Though it is intended primarily for driving on regular pavement, the AWD Rainier offers offroad capability, according to Buick General Manager Roger Adams. Specifically, it’s said to be “very capable on a Class III Trail, i.e., an unpaved, two-track road.” Marketers will emphasize the Rainier’s blend of “elegance, luxury and performance,” said Tom Wallace, GM’s vehicle line executive for midsize trucks, but the SUV has “unquestioned truck credentials.”

Exterior design cues — starting with the vertical-bar grille that includes a chrome crown and surround, embossed Buick lettering and a tri-shield center insignia — are distinctly Buick, according to the company. Sculpted wheel flares and shoulders are meant to enhance the Rainier’s rugged yet elegant appearance.

Clear, jewellike headlights have offset high/low beam fixtures. Fog lamps with chrome surrounds are standard, and ruby red taillamps bring up the rear.

Two-tone front and rear fascias are body-colored over gray, with the gray color extending into the rocker panels. Eight-spoke wheels hold 17-inch Michelin tires, and the Rainier has power rack-and-pinion steering. Bilstein shock absorbers are used.

Five adults can fit inside the Rainier. With the 60/40-split rear seats in their down position, the Rainier has more than 85 cubic feet of storage space. Embossed chrome sill plates greet each entering passenger.

Perforated leather upholstery is standard, and the door panels are trimmed in soft-touch materials. The front seats are equipped with a memory feature, and heated seats are optional.
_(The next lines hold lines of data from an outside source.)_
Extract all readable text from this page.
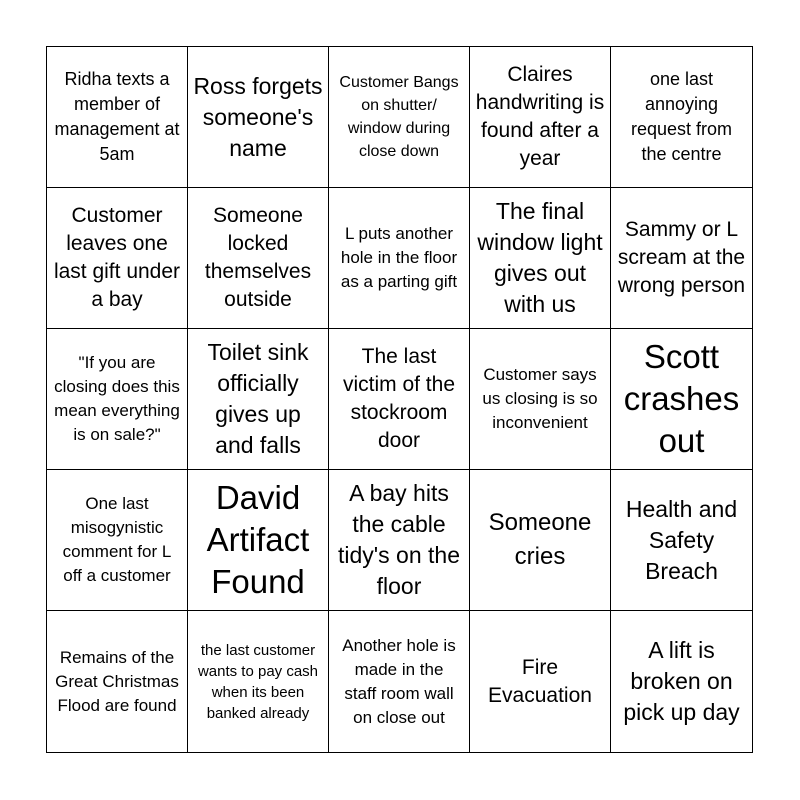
Ridha texts a member of management at 5am
Ross forgets someone's name
Customer Bangs on shutter/ window during close down
Claires handwriting is found after a year
one last annoying request from the centre
Customer leaves one last gift under a bay
Someone locked themselves outside
L puts another hole in the floor as a parting gift
The final window light gives out with us
Sammy or L scream at the wrong person
"If you are closing does this mean everything is on sale?"
Toilet sink officially gives up and falls
The last victim of the stockroom door
Customer says us closing is so inconvenient
Scott crashes out
One last misogynistic comment for L off a customer
David Artifact Found
A bay hits the cable tidy's on the floor
Someone cries
Health and Safety Breach
Remains of the Great Christmas Flood are found
the last customer wants to pay cash when its been banked already
Another hole is made in the staff room wall on close out
Fire Evacuation
A lift is broken on pick up day
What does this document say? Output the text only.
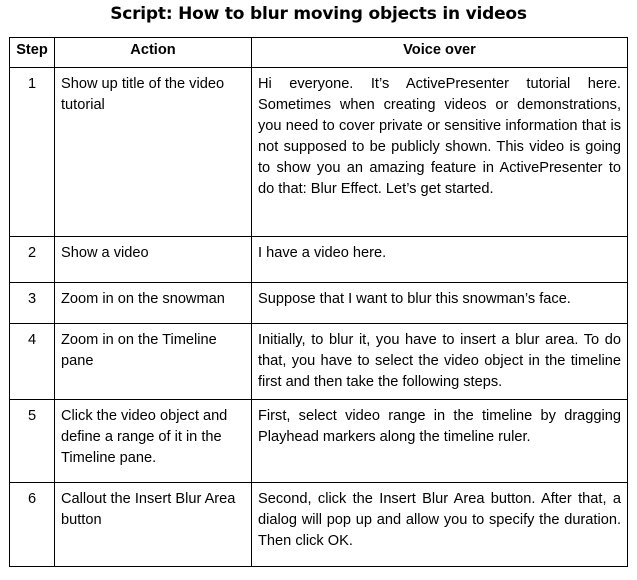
Script: How to blur moving objects in videos
Step	Action	Voice over
1	Show up title of the video tutorial	Hi everyone. It’s ActivePresenter tutorial here. Sometimes when creating videos or demonstrations, you need to cover private or sensitive information that is not supposed to be publicly shown. This video is going to show you an amazing feature in ActivePresenter to do that: Blur Effect. Let’s get started.
2	Show a video	I have a video here.
3	Zoom in on the snowman	Suppose that I want to blur this snowman’s face.
4	Zoom in on the Timeline pane	Initially, to blur it, you have to insert a blur area. To do that, you have to select the video object in the timeline first and then take the following steps.
5	Click the video object and define a range of it in the Timeline pane.	First, select video range in the timeline by dragging Playhead markers along the timeline ruler.
6	Callout the Insert Blur Area button	Second, click the Insert Blur Area button. After that, a dialog will pop up and allow you to specify the duration. Then click OK.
The monochromatic interior features chrome accents as well as dark burled walnut woodgraining.

A cockpit-oriented driver’s command center includes gauges that are reminiscent of those in the Rendezvous, as well as an easy-to-use Driver Information Center. The instruments feature green needles. A standard dual-zone automatic climate control permits up to a 25-degree difference between settings for the driver and front passenger. GM’s OnStar communication system is also standard, and it features concierge services and a DVD-based navigation system. A DVD video system and XM Satellite Radio are also offered.

Like other Buicks, the Rainier can be personalized for automatic door locking, remote keyless entry, mirror positions and other settings. An optional Bose CD stereo system features digital technology and six speakers. Steering-wheel controls can operate the stereo and climate systems.

Under the Hood
GM’s Vortec 4.2-liter inline-six-cylinder engine is standard; it produces 275 horsepower and 275 pounds-feet of torque. Soon after the Rainier goes on sale, a 5.3-liter V-8 that delivers 290 hp at 5,200 rpm and 325 pounds-feet of torque at 4,000 rpm will become available. A four-speed automatic is the sole transmission. Towing capacity with two-wheel drive (2WD) is 6,300 pounds. Traction assist is standard on 2WD models.

Side-impact airbags will be available for the driver and front passenger. All seating positions have three-point safety belts. All-disc antilock brakes are standard.